In 1985, Abraham and Chang13
demonstrated reduced ability of T lymphocytes to respond to the mitogens concanavalin A and phytohemagglutinin following traumatic injury. Later, it was discovered that the period of immunoparalysis after trauma was characterized by increased expression of inhibitory coreceptors (PD-1, CD47, CTLA4) on T lymphocytes and decreased expression of coactivator receptors such as CD28 on lymphocytes.14
This altered phenotype of lymphocytes correlated with diminished proliferation response contributing to anergy. Most significantly, a relationship between the loss of cell-mediated immunity in patients following traumatic injury, and the development of sepsis and late death had been established.12,15
As investigators began to look at lymphocyte function in sepsis (as opposed to trauma), it was clear that similar, if not identical patterns of dys-function were occurring. For example, it was shown that patients who have sepsis exhibit defects in their T lymphocytes, because the cells fail to proliferate in response to mitogenic stimuli and also fail to produce IL-2 or -12.16–18
Activated CD4 T-cells can be subdivided into two functionally distinct, highly polarized subsets, termed type 1 helper T-cell (Th1) and type 2 helper T-cell (Th2), depending on their pattern of lymphokine secretion and related functional activities. They secrete either cytokines with inflammatory Th1 properties, including TNF-α, interferon-γ, and IL-2, or cytokines with more anti-inflammatory Th2 properties (eg, IL-4 and -10). Lymphocytes from patients with burns or sepsis have reduced levels of Th1 cytokines but increased levels of the Th2 cytokines IL-4 and -10, and reversal of the Th2 response improves survival among patients who have sepsis.17,18
Some newer studies, however, show a somewhat different picture. For example, global down-regulation of Th1 and Th2 responses in patients after sepsis or severe trauma also has been observed.19,20
This suggests that there may be complete down-regulation of T-cell effector response rather than a shift to an anti-inflammatory response. Similarly, Heidecke and colleagues16
examined T-cell function in patients who had peritonitis and found that they had decreased Th1 function without increased Th2 cytokine production. In this study, effective T-cell proliferation and cytokine secretion correlated with mortality.
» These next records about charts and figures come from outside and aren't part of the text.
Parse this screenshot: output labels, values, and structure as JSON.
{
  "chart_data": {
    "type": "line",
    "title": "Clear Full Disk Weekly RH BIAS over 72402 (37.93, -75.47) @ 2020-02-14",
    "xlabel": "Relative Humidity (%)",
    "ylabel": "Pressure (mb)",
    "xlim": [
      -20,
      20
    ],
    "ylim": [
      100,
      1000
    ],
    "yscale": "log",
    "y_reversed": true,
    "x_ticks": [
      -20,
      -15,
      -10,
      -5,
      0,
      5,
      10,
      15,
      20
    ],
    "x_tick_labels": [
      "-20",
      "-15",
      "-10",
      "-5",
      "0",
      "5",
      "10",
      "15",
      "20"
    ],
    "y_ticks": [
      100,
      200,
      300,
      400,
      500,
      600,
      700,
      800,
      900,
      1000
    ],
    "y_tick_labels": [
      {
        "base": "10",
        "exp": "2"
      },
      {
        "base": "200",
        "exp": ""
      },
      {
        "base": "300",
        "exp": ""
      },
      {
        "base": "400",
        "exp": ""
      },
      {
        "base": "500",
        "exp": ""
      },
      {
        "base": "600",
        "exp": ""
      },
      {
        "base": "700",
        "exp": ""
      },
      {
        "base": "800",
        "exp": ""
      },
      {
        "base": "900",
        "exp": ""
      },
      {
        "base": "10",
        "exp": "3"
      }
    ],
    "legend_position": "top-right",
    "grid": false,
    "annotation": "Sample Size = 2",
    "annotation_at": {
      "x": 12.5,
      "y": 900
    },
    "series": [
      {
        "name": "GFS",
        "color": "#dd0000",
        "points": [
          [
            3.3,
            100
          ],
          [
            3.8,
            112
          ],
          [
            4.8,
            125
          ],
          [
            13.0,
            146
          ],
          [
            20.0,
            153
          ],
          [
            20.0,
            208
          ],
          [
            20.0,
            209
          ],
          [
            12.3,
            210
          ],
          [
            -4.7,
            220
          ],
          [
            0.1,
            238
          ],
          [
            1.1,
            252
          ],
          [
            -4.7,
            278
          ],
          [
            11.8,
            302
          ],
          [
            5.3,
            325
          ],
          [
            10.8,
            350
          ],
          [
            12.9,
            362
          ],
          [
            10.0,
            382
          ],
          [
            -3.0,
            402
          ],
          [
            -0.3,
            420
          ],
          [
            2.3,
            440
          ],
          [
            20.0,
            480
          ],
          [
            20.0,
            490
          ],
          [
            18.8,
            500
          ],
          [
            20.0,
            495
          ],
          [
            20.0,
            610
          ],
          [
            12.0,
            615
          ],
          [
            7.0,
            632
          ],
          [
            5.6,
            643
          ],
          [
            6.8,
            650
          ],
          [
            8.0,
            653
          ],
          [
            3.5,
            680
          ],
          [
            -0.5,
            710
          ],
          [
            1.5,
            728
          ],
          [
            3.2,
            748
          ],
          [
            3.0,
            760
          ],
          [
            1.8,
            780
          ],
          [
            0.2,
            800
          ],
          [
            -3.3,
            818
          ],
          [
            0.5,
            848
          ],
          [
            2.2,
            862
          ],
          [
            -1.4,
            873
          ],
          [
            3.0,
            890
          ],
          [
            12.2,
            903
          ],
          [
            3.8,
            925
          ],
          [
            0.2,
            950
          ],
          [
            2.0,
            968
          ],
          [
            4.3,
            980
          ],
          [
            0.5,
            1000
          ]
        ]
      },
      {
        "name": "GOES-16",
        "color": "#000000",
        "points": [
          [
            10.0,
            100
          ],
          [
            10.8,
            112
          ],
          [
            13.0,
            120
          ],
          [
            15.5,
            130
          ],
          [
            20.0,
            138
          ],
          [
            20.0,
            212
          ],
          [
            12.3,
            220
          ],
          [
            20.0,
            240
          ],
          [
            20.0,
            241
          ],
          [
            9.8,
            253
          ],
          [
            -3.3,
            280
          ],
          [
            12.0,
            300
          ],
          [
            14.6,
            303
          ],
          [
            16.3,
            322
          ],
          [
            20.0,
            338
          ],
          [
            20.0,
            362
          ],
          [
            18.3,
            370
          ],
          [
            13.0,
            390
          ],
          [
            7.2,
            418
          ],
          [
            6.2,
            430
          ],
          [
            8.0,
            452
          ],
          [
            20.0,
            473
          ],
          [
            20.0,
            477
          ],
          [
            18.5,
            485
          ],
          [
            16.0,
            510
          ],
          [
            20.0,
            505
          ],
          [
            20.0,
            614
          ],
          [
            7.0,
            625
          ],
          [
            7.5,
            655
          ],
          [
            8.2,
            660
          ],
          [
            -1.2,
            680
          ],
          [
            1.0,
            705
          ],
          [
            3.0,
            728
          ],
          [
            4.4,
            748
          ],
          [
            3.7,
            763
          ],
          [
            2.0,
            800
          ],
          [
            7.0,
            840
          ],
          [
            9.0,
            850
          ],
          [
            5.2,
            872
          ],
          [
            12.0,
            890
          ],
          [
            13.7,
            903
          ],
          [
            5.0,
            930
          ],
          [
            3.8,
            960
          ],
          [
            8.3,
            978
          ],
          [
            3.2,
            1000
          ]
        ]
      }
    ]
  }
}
More recent findings have been identified a role for other regulatory T-cell populations suppressing T-cell immunity, including natural killer T-cells (NKT) and Gamma delta T-cells (γδ). Blocking the activation of NKT cells by means of an anti-CD1d antibody prevented this immune suppression.21
Using a model of burn injury on γδ T-cell deficient mice, Schwacha and colleagues22
demonstrated a reduced production of proinflammatory cytokines, suggesting that γδ T-cells played an important role in postburn survival. The exact mechanisms by which these regulatory lymphocyte subsets affect the immune response remain subjects of controversy but may represent future therapeutic targets in the management of sepsis.